The Cape winegrowing areas, situated in the narrow viticultural zone of the southern hemisphere, mainly have a Mediterranean climate and the mountain slopes and valleys form the ideal habitat for the wine grape Vitis vinifera, the products of which have given pleasure to man for many centuries. Long, sun-drenched summers and mild, wet winters contribute to the ideal conditions for viticulture at the Cape.
As far as international wine production is concerned, France leads with 16.8% of the total, Italy is second with 16%, Spain third with 11.8% and South Africa eighth with 4% (2012 figures).
Liberated by the advent of democracy, the South African wine industry has gone from strength to strength, with exports growing by 176.6% between 1999 and 2011. Currently, more than 3 527 farmers cultivate some 100 093 hectares of land under vines. Some 275 600 people are employed both directly and indirectly in the wine industry. The annual harvest in 2011 amounted to 1 302 530 tons (1 012.8 million litres), of which 82% was used for wine. The annual harvest in 2012 amounted to 1 414 474 tons (1 095.1 million litres), of which 79.5% was used for wine.

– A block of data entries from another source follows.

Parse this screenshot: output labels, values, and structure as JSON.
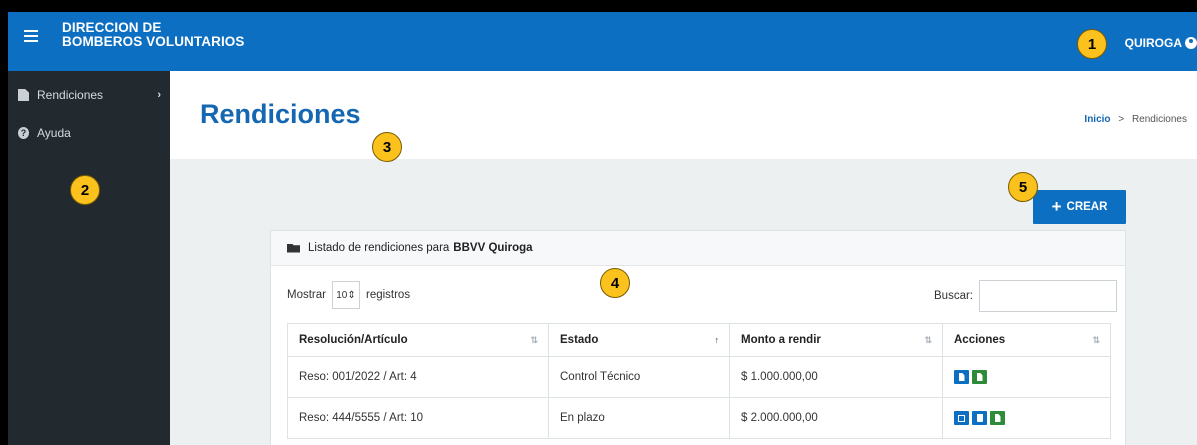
{
  "header": {
    "brand_line1": "DIRECCION DE",
    "brand_line2": "BOMBEROS VOLUNTARIOS",
    "user": "QUIROGA"
  },
  "sidebar": {
    "items": [
      {
        "label": "Rendiciones",
        "icon": "document-icon"
      },
      {
        "label": "Ayuda",
        "icon": "help-icon"
      }
    ]
  },
  "page": {
    "title": "Rendiciones",
    "breadcrumb_home": "Inicio",
    "breadcrumb_sep": ">",
    "breadcrumb_current": "Rendiciones"
  },
  "create_button": {
    "label": "CREAR"
  },
  "panel": {
    "title_prefix": "Listado de rendiciones para",
    "title_entity": "BBVV Quiroga",
    "show_label": "Mostrar",
    "show_value": "10",
    "records_label": "registros",
    "search_label": "Buscar:",
    "search_value": "",
    "columns": [
      "Resolución/Artículo",
      "Estado",
      "Monto a rendir",
      "Acciones"
    ],
    "rows": [
      {
        "resolution": "Reso: 001/2022 / Art: 4",
        "status": "Control Técnico",
        "amount": "$ 1.000.000,00"
      },
      {
        "resolution": "Reso: 444/5555 / Art: 10",
        "status": "En plazo",
        "amount": "$ 2.000.000,00"
      }
    ]
  },
  "annotations": [
    "1",
    "2",
    "3",
    "4",
    "5"
  ],
  "colors": {
    "primary": "#0d6fc1",
    "sidebar": "#222a30",
    "badge": "#fbc11c",
    "success": "#2e8b3a"
  }
}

The South African wine industry is backed by a state body, the Nietvoorbij Institute for Viticulture and Oenology, a leader in research with one of the most modern experimental wineries in the world and several experimental farms; the departments of viniculture and viticulture at the University of Stellenbosch; and the Elsenburg Agricultural College, which offers cellar technology.
All wines for export must be granted an export licence. Samples of each batch of wine destined for foreign countries are sent to the Wine & Spirit Board at Nietvoorbij, Stellenbosch where they undergo detailed tasting tests and chemical analysis in the laboratories before licences are granted. An official seal is given to each bottle by the Wine & Spirit Board, which verifies that the claims made on the label regarding origin, vintage and grape variety are true.